Chanu began playing hockey at the stadium the age of eleven, having been encouraged by her uncle to pick up the sport. He got her enrolled at the Posterior Hockey Academy in Manipur in 2002. She began playing in the Inter-school tournaments, and was subsequently selected for the team participating in Sub-junior and Junior National Hockey Championships, where she caught the attention of the national selection committee. She is employed in the Central Mumbai Railway since 2010 and is a senior ticket collector. She resides in the Railways quarters in Sion, Mumbai.

==Career==
===2008–2013: Junior career and World Cup bronze===
Chanu made her international debut at the 2008 Women's Hockey Junior Asia Cup, held in Kuala Lumpur, where India won a bronze medal. In 2009, she was dropped out of the team and she used that time to graduate from the Madhya Pradesh Hockey Academy, completing her course. She later, joined the joined Central Railways, Mumbai.

She led the Indian junior team to a bronze medal finish at the 2013 Junior World Cup at Mönchengladbach, Germany. Later, she made her debut in the senior national team, and was part of the squad that won the bronze medal at the 2014 Asian Games held at Incheon.

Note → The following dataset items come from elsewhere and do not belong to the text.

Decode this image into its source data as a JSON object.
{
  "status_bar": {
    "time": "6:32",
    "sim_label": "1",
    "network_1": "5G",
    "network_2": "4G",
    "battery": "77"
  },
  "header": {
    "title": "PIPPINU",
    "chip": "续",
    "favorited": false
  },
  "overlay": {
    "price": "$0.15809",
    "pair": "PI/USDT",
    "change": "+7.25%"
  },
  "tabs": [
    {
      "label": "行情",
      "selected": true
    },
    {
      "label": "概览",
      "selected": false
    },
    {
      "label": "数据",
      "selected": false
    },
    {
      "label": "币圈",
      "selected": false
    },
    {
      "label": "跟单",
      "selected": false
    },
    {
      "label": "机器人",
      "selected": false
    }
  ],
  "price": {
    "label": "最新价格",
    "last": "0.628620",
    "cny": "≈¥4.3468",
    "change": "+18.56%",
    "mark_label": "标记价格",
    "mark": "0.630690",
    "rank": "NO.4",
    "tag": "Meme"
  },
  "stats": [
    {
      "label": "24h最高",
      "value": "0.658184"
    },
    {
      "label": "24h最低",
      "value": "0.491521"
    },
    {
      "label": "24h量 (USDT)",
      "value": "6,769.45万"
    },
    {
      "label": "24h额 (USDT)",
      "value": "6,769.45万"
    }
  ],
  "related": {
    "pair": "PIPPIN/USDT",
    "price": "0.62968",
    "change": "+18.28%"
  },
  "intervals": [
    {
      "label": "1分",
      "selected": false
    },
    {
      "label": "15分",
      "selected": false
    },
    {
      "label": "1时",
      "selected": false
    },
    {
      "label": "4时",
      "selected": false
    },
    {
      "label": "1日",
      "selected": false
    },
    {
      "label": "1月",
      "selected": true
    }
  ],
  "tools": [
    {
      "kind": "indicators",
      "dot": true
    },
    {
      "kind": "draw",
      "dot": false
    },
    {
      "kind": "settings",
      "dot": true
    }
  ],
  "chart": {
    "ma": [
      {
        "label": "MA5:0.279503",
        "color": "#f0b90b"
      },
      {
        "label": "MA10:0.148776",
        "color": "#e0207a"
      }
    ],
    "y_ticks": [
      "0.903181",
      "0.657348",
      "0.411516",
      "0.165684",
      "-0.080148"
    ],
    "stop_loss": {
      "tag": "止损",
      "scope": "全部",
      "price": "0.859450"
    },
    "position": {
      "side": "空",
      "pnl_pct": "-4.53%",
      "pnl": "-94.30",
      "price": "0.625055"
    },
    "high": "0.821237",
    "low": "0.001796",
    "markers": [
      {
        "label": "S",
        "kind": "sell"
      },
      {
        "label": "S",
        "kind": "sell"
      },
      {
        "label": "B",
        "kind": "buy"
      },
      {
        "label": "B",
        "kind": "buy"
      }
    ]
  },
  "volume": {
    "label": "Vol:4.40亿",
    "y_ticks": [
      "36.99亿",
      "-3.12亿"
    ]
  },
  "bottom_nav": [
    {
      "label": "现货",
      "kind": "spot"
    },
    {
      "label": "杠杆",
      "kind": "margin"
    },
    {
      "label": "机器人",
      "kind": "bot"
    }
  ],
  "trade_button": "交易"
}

===Senior India career, captaincy and Olympic debut===
Chanu was part of the team that reached the semifinals of the 2014–15 Women's FIH Hockey World League held at Antwerp, Belgium. On returning home, Chanu along with Anuradha Thokchom and Lily Chanu Mayengbam given a warm reception in their hometown.

Ahead of the 2016 Rio Olympics, Chanu was named the captain of the national team. She led the team at the four-nation tournament in Australia that was held in May. Prior to the Olympics, she suffered a major knee injury and returned to training after eight weeks rehab. She captained the women's team that played Olympics after a gap of 36 years, after qualifying in Antwerp.

She played her 150th international match in Madrid, Spain during the Indian national team's June 2018 tour of Spain.

== Awards ==
She received the Arjuna Award from the President of India on 9 January 2024.